Our feelings and emotions come on strong and fast—and they come first. Feelings drive so much of our behavior; that’s why it’s so hard not to eat that cookie, even though we’re trying so hard to lose weight. In a sense, we all have two brains in our heads: lizard brain and smart brain.
The lizard brain is the seat of our emotions and feelings. It’s lightning fast and perfect for fight, flight, or freeze, but when it comes to rational thought, don’t count on it at all. Our smart brain is where we make deliberate, sensible decisions based on data and logical thinking.
Ray Dalio captured this idea in his book Principles: “Your logical, higher-level conscious You & your emotional, lower-level subconscious You are always at battle.”
One of the nine behaviors of a World-Class Performer is practicing positive self-talk.

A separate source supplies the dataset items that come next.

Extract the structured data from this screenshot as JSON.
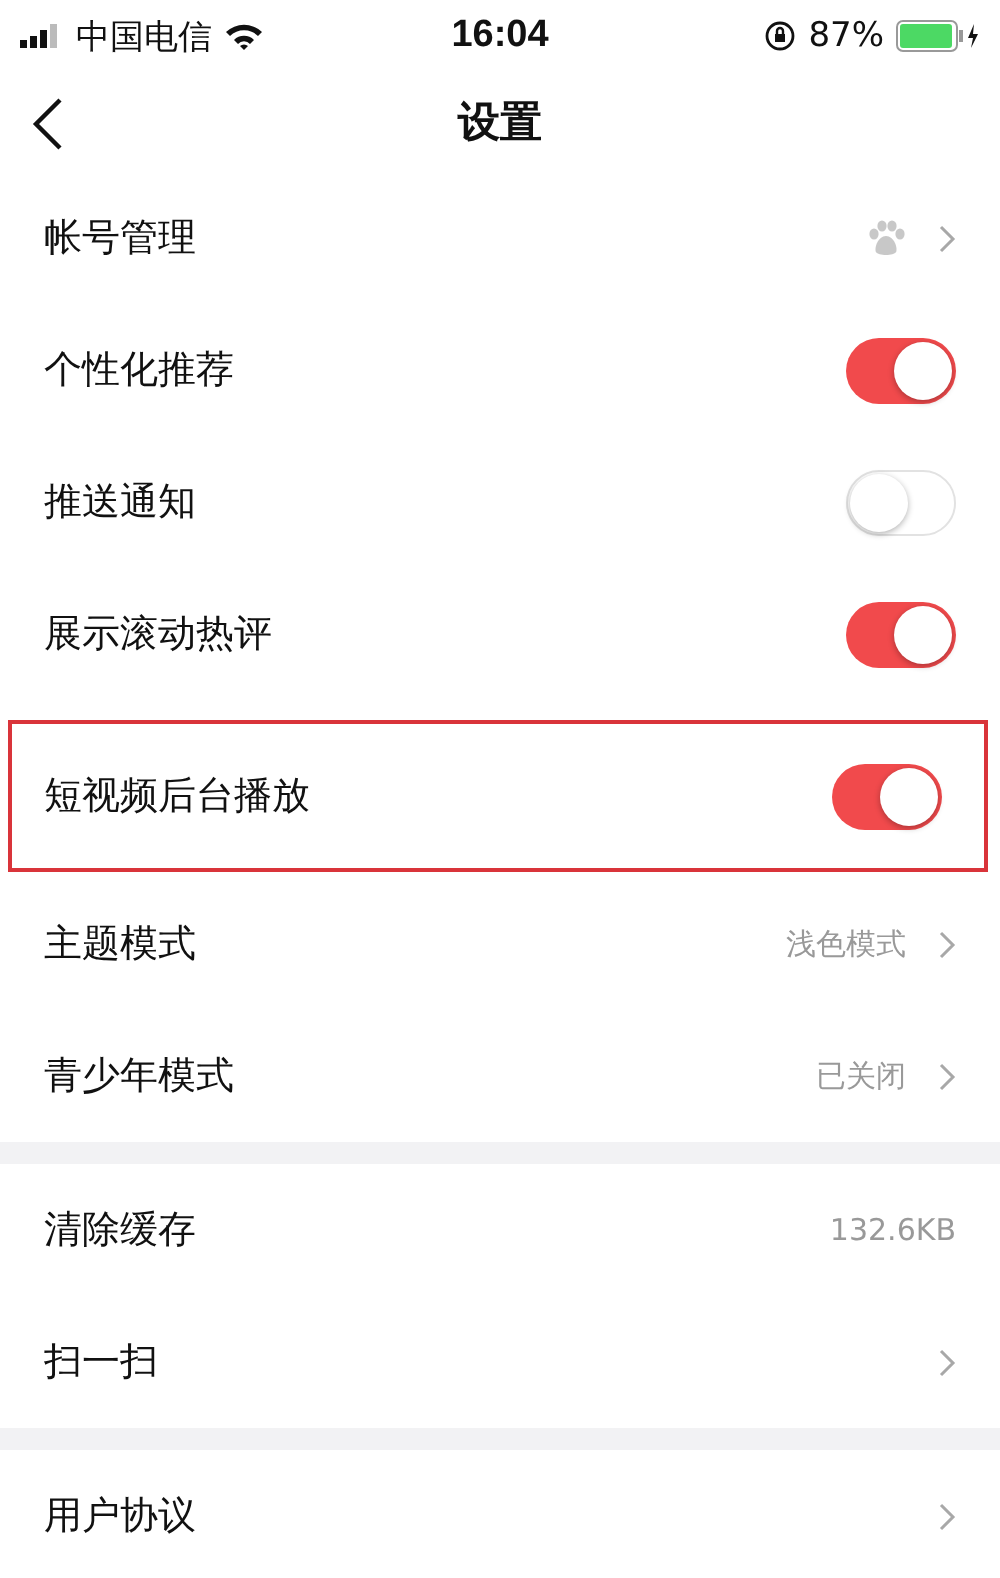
{
  "status_bar": {
    "carrier": "中国电信",
    "time": "16:04",
    "battery": "87%"
  },
  "nav": {
    "title": "设置"
  },
  "sections": [
    {
      "rows": [
        {
          "kind": "account",
          "label": "帐号管理",
          "highlighted": false
        },
        {
          "kind": "toggle",
          "label": "个性化推荐",
          "on": true,
          "highlighted": false
        },
        {
          "kind": "toggle",
          "label": "推送通知",
          "on": false,
          "highlighted": false
        },
        {
          "kind": "toggle",
          "label": "展示滚动热评",
          "on": true,
          "highlighted": false
        },
        {
          "kind": "toggle",
          "label": "短视频后台播放",
          "on": true,
          "highlighted": true
        },
        {
          "kind": "link",
          "label": "主题模式",
          "value": "浅色模式",
          "highlighted": false
        },
        {
          "kind": "link",
          "label": "青少年模式",
          "value": "已关闭",
          "highlighted": false
        }
      ]
    },
    {
      "rows": [
        {
          "kind": "info",
          "label": "清除缓存",
          "value": "132.6KB",
          "highlighted": false
        },
        {
          "kind": "link",
          "label": "扫一扫",
          "highlighted": false
        }
      ]
    },
    {
      "rows": [
        {
          "kind": "link",
          "label": "用户协议",
          "highlighted": false
        }
      ]
    }
  ]
}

Negative self-talk can manifest itself in many ways, but one you’ve probably heard of is imposter syndrome. World-Class Performers don’t think in imposter syndrome ways; they are careful about their internal self-speak, not saying anything to themselves they wouldn’t say to someone else.
We all know negative self-talk isn’t helping us, but many still do it. How do we get over that? One way is to repeat to yourself what your smart brain is telling you. I’ll often even speak it out and talk to myself. Saying it aloud helps. You also hear it with your own ears, which then sinks it in a different place in your head. I’d also recommend an accountability partner; the act of knowing someone else is watching will help. It works for cops and keeps people from speeding, right? It will work here also.
We also have times when our feelings hold us back from doing what we know we need to do. The right thing can feel counterintuitive; World-Class Performers push through those feelings because they know there’s goodness on the other side. They say to themselves, “It may not feel right, but I know it’s the right thing to do. I’m going to walk away from the cookie table.”
There are times to lead with your head, and there are times to lead with your heart. The key is to know which one to listen to and when; don’t let lizard brain take over—wait for your smart brain to catch up. Push through those feelings when you know you need to—there’s goodness on the other side.